Nope. I was working on two projects - we often did this. 90% on one, 10% on the other, usually in some sort of super specialist role where you help with one specific aspect you might be good at and free up other devs' time to focus on the actual dev, not things like Decision Analysis and Reporting plans for your CMMI compliance. The problem was the percentages were fixed. That means if my 90% project was in crunch time, and I worked a 70 hour week, even if I still did the normal 5 hours for the 10% project, it didn't work out that way. They normalized all the hours back down to 40, so the normal 5 ended up looking more like 3. Shouldn't be a big deal, but different contract types, different budgets not burning at the right rates, blah blah blah blah blah.
The result was they asked me to work a proportionately increased amount on the 10% project, as well. So not only was I putting in an extra 30 hours a week for no extra pay, no benefits, no tangible rewards in any way, but they wanted me to do even more of that on the other 10% too.
Keep a record of your hours worked, and send them an invoice for the difference at the end of your employment there. Good chance they'll pay it to avoid the headache of arguing.
> In employee-employer relationships, the employer typically has all the power, so if you refuse to sign, you will likely be terminated.
Almost always, it won't hurt to ask. I've gotten approval to cross out some of the clauses when it didn't matter to the employer. Ex: ownership of work clause when I wasn't in a position providing work; but they wouldn't let me cross out asymmetric notice clauses.
I also neglected to sign an NDA for about two years once; I was asked to sign and scan prior to employment, but had some equipment issues and was told we'd do it on the first day, but it was forgotten, until investors wanted to see that everyone had an NDA prior to the next round of investment.
This can vary quite a bit employer to employer. As a contractor I've always successfully crossed out indemnification clauses, noncompete clauses (except while the contract is in progress), and anything that lays claim to my time or effort outside of work. But I've also been willing to walk.

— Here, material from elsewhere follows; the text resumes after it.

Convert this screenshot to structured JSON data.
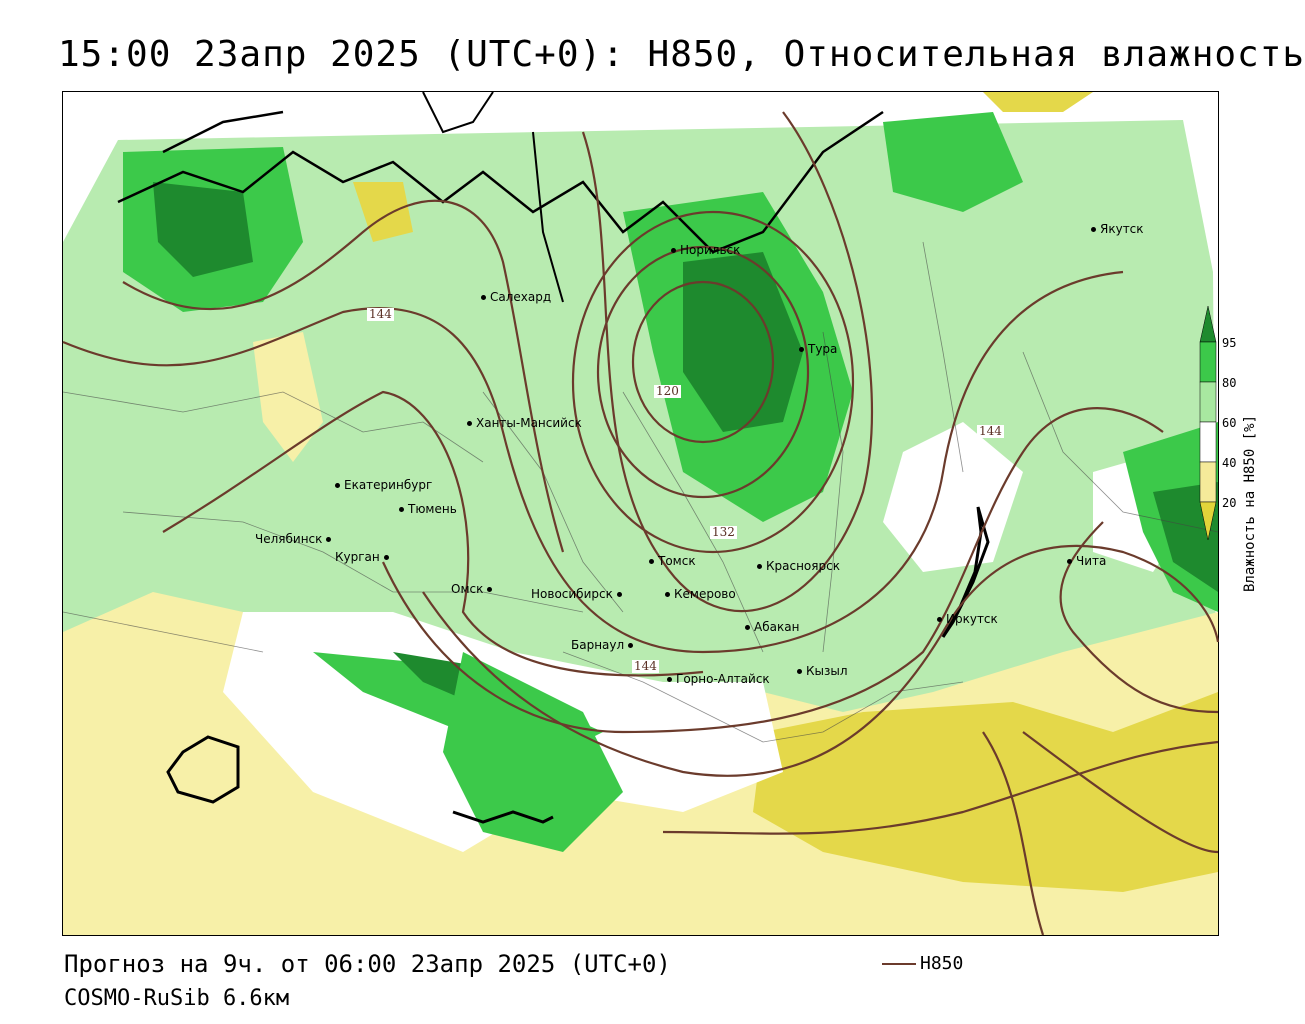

You have more leverage as a contractor I think, the position is different to an employee. Clauses like noncompetes and IP claims outside of the contract are a pretty hard sell for a contractor, as it limits your ability to work after the job is done and as such it's going to be hard to hire a contractor with those kinds terms. I imagine clauses like that are designed to keep employees around for as long as possible, not really an aim if you're hiring a contractor.
Depends on the goals of the contractor. They might concede to some crazy agreements to be able to list a big name company or a high profile project on their work history to get higher paying work in the future.
Not saying this is right or proper... but if you are in the U.S. then this was almost certainly about corporate tax reporting. Your salary may or may not be deductible from the company's business tax, depending on whether your work is classified as an "operational" or "capital" expense.
Different companies are more or less zealous in how they collect documentation for these tax deductions. I've worked for companies where management just "handles it", and it's invisible to employees. I've worked for companies that not only make salaried employees log hours, but also do separate them by project code (with some codes being "operational" and other "capital").
I've rarely had any pushback over clarification or refusing to sign as-is. A lot of the time a strike-through on a portion of a contract is sufficient. My bigger issue is electronic signing against versions that don't have the option of striking a line or two.
My biggest concerns are outside contributions and IP. Personally, I don't believe in Software Patents for the most part, and will not give up rights for stuff I build on my own time.